I get into her once more. I want her lips and she offers me her cheek. I manage to get hold of her breasts. She objects, and pulls my hand away.

Ah! Ah! Not like that! That’s my flesh you’re squeezing. You’re too young to try that sort of thing. This is your first time.

Fatima is prettier than Lalla Harouda, who won’t even let me touch her breasts. She let me have her lips and her breasts too.

The slippery massage by Lalla Harouda did not last very long. Come on, she said. You’re through. She pushed me away from her. My sex was still dripping.

Oh, not like that! she cried. You’re messing up my bed. Wait. Let me show you.

She spread a handkerchief over her wound. I was thinking of her buttocks. It’s true, I said to myself. She’s a real professor.

There you are. You’ve slept with your first woman. Isn’t that true? I’m the first, no?

I nodded my head.

You’ll always remember me, she told me.

I smiled at her, feeling that she liked me. My snake was still standing. I wanted it to leave its venom inside once again.

Well, what are you waiting for? Wash and put your clothes on. Hurry. Your friend’s waiting for his turn.

I put my trousers on. They pushed against my sex. It lay down and then stood up again.

How was it? said Tafersiti.

Wonderful! No teeth!

What? She hasn’t any teeth?

I’m not talking about her mouth. Her hole doesn’t bite. You’ll see. It’s warm and soft.
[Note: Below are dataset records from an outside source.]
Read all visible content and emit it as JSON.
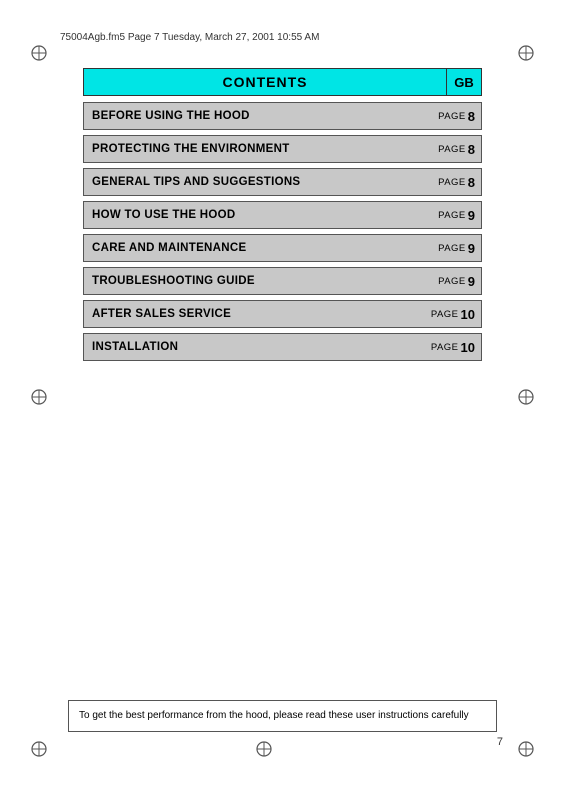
{
  "header": {
    "filename": "75004Agb.fm5  Page 7  Tuesday, March 27, 2001  10:55 AM"
  },
  "contents": {
    "title": "CONTENTS",
    "gb_label": "GB"
  },
  "toc_items": [
    {
      "label": "BEFORE USING THE HOOD",
      "page_word": "PAGE",
      "page_num": "8"
    },
    {
      "label": "PROTECTING THE ENVIRONMENT",
      "page_word": "PAGE",
      "page_num": "8"
    },
    {
      "label": "GENERAL TIPS AND SUGGESTIONS",
      "page_word": "PAGE",
      "page_num": "8"
    },
    {
      "label": "HOW TO USE THE HOOD",
      "page_word": "PAGE",
      "page_num": "9"
    },
    {
      "label": "CARE AND MAINTENANCE",
      "page_word": "PAGE",
      "page_num": "9"
    },
    {
      "label": "TROUBLESHOOTING GUIDE",
      "page_word": "PAGE",
      "page_num": "9"
    },
    {
      "label": "AFTER SALES SERVICE",
      "page_word": "PAGE",
      "page_num": "10"
    },
    {
      "label": "INSTALLATION",
      "page_word": "PAGE",
      "page_num": "10"
    }
  ],
  "footer": {
    "note": "To get the best performance from the hood, please read these user instructions carefully"
  },
  "page_number": "7"
}
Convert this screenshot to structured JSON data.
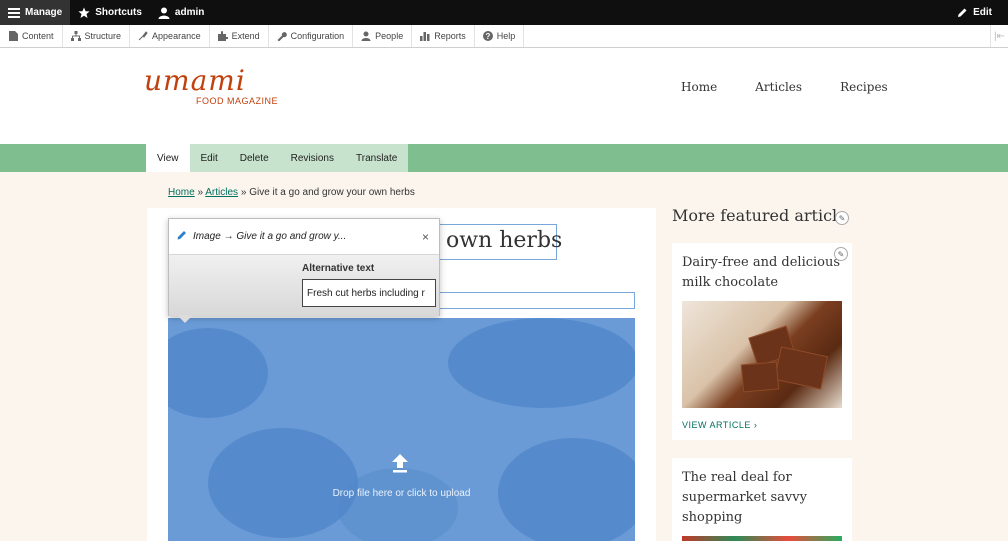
{
  "toolbar": {
    "manage": "Manage",
    "shortcuts": "Shortcuts",
    "user": "admin",
    "edit": "Edit"
  },
  "tray": {
    "items": [
      {
        "label": "Content",
        "icon": "content-icon"
      },
      {
        "label": "Structure",
        "icon": "structure-icon"
      },
      {
        "label": "Appearance",
        "icon": "appearance-icon"
      },
      {
        "label": "Extend",
        "icon": "extend-icon"
      },
      {
        "label": "Configuration",
        "icon": "wrench-icon"
      },
      {
        "label": "People",
        "icon": "person-icon"
      },
      {
        "label": "Reports",
        "icon": "bar-chart-icon"
      },
      {
        "label": "Help",
        "icon": "help-icon"
      }
    ]
  },
  "site": {
    "logo_name": "umami",
    "logo_tagline": "FOOD MAGAZINE",
    "nav": [
      "Home",
      "Articles",
      "Recipes"
    ]
  },
  "tabs": [
    "View",
    "Edit",
    "Delete",
    "Revisions",
    "Translate"
  ],
  "breadcrumb": {
    "home": "Home",
    "sep1": "»",
    "articles": "Articles",
    "sep2": "»",
    "current": "Give it a go and grow your own herbs"
  },
  "article": {
    "title_visible": "own herbs",
    "upload_hint": "Drop file here or click to upload"
  },
  "balloon": {
    "heading": "Image → Give it a go and grow y...",
    "close": "×",
    "alt_label": "Alternative text",
    "alt_value": "Fresh cut herbs including r"
  },
  "sidebar": {
    "title": "More featured article",
    "cards": [
      {
        "title": "Dairy-free and delicious milk chocolate",
        "link": "VIEW ARTICLE"
      },
      {
        "title": "The real deal for supermarket savvy shopping"
      }
    ]
  },
  "colors": {
    "accent_green": "#7fbf8f",
    "link_green": "#00715e",
    "brand_orange": "#c1410e",
    "selection_blue": "#6a9bd6"
  }
}
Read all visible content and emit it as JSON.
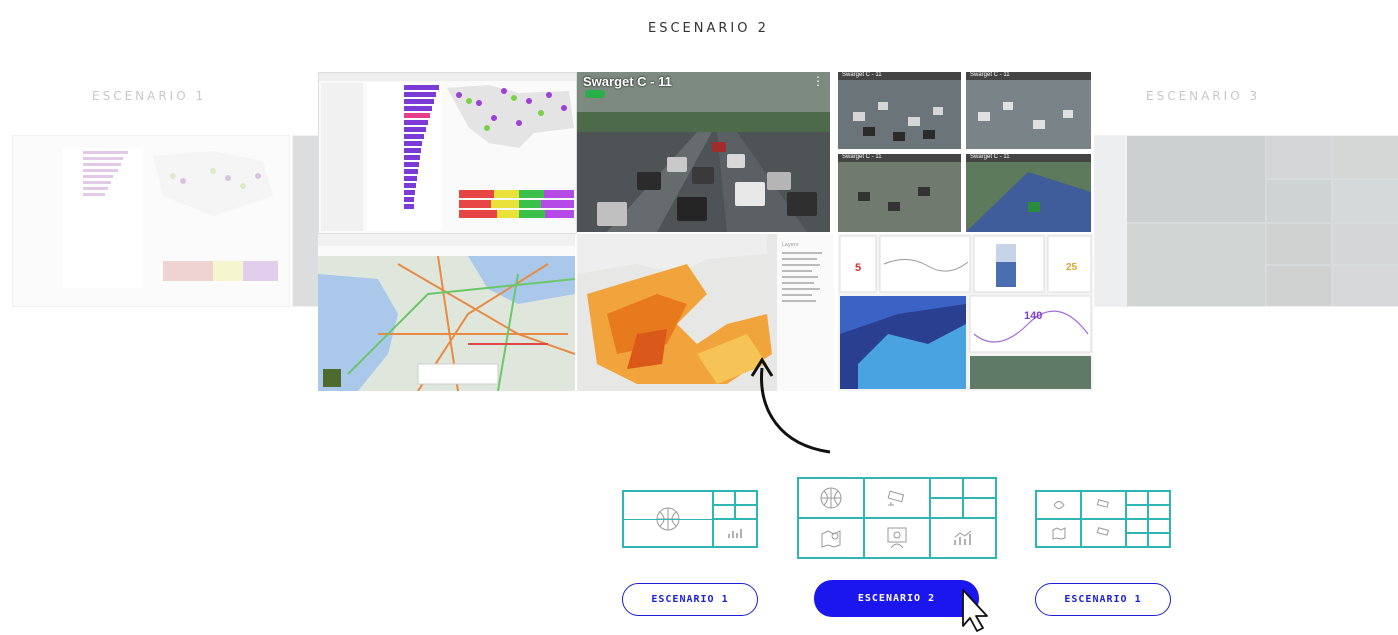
{
  "scenarios": {
    "main_title": "ESCENARIO 2",
    "left_title": "ESCENARIO 1",
    "right_title": "ESCENARIO 3"
  },
  "camera": {
    "main_label": "Swarget C - 11",
    "grid_labels": [
      "Swarget C - 11",
      "Swarget C - 11",
      "Swarget C - 11",
      "Swarget C - 11"
    ]
  },
  "dashboard": {
    "metric_left": "5",
    "metric_right": "25",
    "metric_chart": "140"
  },
  "buttons": {
    "left": "ESCENARIO 1",
    "center": "ESCENARIO 2",
    "right": "ESCENARIO 1"
  },
  "icons": {
    "globe": "globe-icon",
    "camera": "cctv-camera-icon",
    "map": "map-pin-icon",
    "dashboard": "dashboard-person-icon",
    "chart": "bar-chart-icon",
    "cursor": "pointer-cursor-icon"
  },
  "colors": {
    "accent": "#1b15ee",
    "layout_border": "#2fb6b3",
    "live_dot": "#27b047"
  }
}
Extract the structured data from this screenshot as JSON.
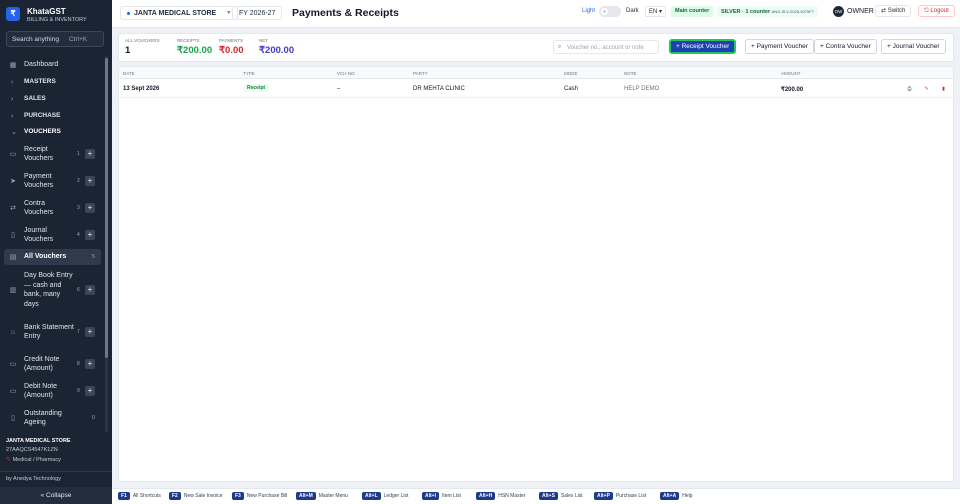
{
  "sidebar": {
    "brand_name": "KhataGST",
    "brand_tag": "BILLING & INVENTORY",
    "logo_glyph": "₹",
    "search_placeholder": "Search anything",
    "search_shortcut": "Ctrl+K",
    "items": [
      {
        "label": "Dashboard",
        "icon": "grid-icon"
      },
      {
        "label": "MASTERS",
        "icon": "chevron-right-icon"
      },
      {
        "label": "SALES",
        "icon": "chevron-right-icon"
      },
      {
        "label": "PURCHASE",
        "icon": "chevron-right-icon"
      },
      {
        "label": "VOUCHERS",
        "icon": "chevron-down-icon"
      },
      {
        "label": "Receipt Vouchers",
        "num": "1"
      },
      {
        "label": "Payment Vouchers",
        "num": "2"
      },
      {
        "label": "Contra Vouchers",
        "num": "3"
      },
      {
        "label": "Journal Vouchers",
        "num": "4"
      },
      {
        "label": "All Vouchers",
        "num": "5"
      },
      {
        "label": "Day Book Entry — cash and bank, many days",
        "num": "6"
      },
      {
        "label": "Bank Statement Entry",
        "num": "7"
      },
      {
        "label": "Credit Note (Amount)",
        "num": "8"
      },
      {
        "label": "Debit Note (Amount)",
        "num": "9"
      },
      {
        "label": "Outstanding Ageing",
        "num": "0"
      }
    ],
    "store_name": "JANTA MEDICAL STORE",
    "store_gstin": "27AAQCS4547K1ZN",
    "store_type": "Medical / Pharmacy",
    "byline": "by Anedya Technology",
    "collapse_label": "« Collapse"
  },
  "header": {
    "store": "JANTA MEDICAL STORE",
    "fy": "FY 2026-27",
    "title": "Payments & Receipts",
    "theme_light": "Light",
    "theme_dark": "Dark",
    "lang": "EN",
    "counter": "Main counter",
    "license": "SILVER · 1 counter",
    "license_code": "ANO-SLV-2026-4079F7",
    "avatar": "OW",
    "role": "OWNER",
    "switch_label": "⇄ Switch",
    "logout_label": "⎋ Logout"
  },
  "summary": {
    "all_label": "ALL VOUCHERS",
    "all_value": "1",
    "receipts_label": "RECEIPTS",
    "receipts_value": "₹200.00",
    "payments_label": "PAYMENTS",
    "payments_value": "₹0.00",
    "net_label": "NET",
    "net_value": "₹200.00",
    "search_placeholder": "Voucher no., account or note",
    "btn_receipt": "+ Receipt Voucher",
    "btn_payment": "+ Payment Voucher",
    "btn_contra": "+ Contra Voucher",
    "btn_journal": "+ Journal Voucher"
  },
  "table": {
    "headers": [
      "DATE",
      "TYPE",
      "VCH NO.",
      "PARTY",
      "MODE",
      "NOTE",
      "AMOUNT"
    ],
    "rows": [
      {
        "date": "13 Sept 2026",
        "type": "Receipt",
        "vch": "–",
        "party": "DR MEHTA CLINIC",
        "mode": "Cash",
        "note": "HELP DEMO",
        "amount": "₹200.00"
      }
    ]
  },
  "shortcuts": [
    {
      "key": "F1",
      "label": "All Shortcuts"
    },
    {
      "key": "F2",
      "label": "New Sale Invoice"
    },
    {
      "key": "F3",
      "label": "New Purchase Bill"
    },
    {
      "key": "Alt+M",
      "label": "Master Menu"
    },
    {
      "key": "Alt+L",
      "label": "Ledger List"
    },
    {
      "key": "Alt+I",
      "label": "Item List"
    },
    {
      "key": "Alt+H",
      "label": "HSN Master"
    },
    {
      "key": "Alt+S",
      "label": "Sales List"
    },
    {
      "key": "Alt+P",
      "label": "Purchase List"
    },
    {
      "key": "Alt+A",
      "label": "Help"
    }
  ],
  "colors": {
    "sidebar_bg": "#1b2433",
    "primary": "#1e40af",
    "focus_ring": "#22c55e",
    "receipts": "#16a34a",
    "payments": "#dc2626"
  }
}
You there! she shouted from the room. Come on inside.

I was thinking: It’s not good to look at it, but it feels good. It warms your whole body, and makes you calm and clear-headed. But it’s better to do it without looking.

Tafersiti and I would go to the brothel three or four times a week to look for a new woman. Then we would both have her. They all acted more or less the same way in bed: Come on! Hurry up! We went back to the ones who would allow us to fondle their breasts and kiss them, and who would let us take our time.

If they won’t let you do that, I told Tafersiti, you’re only getting half a piece.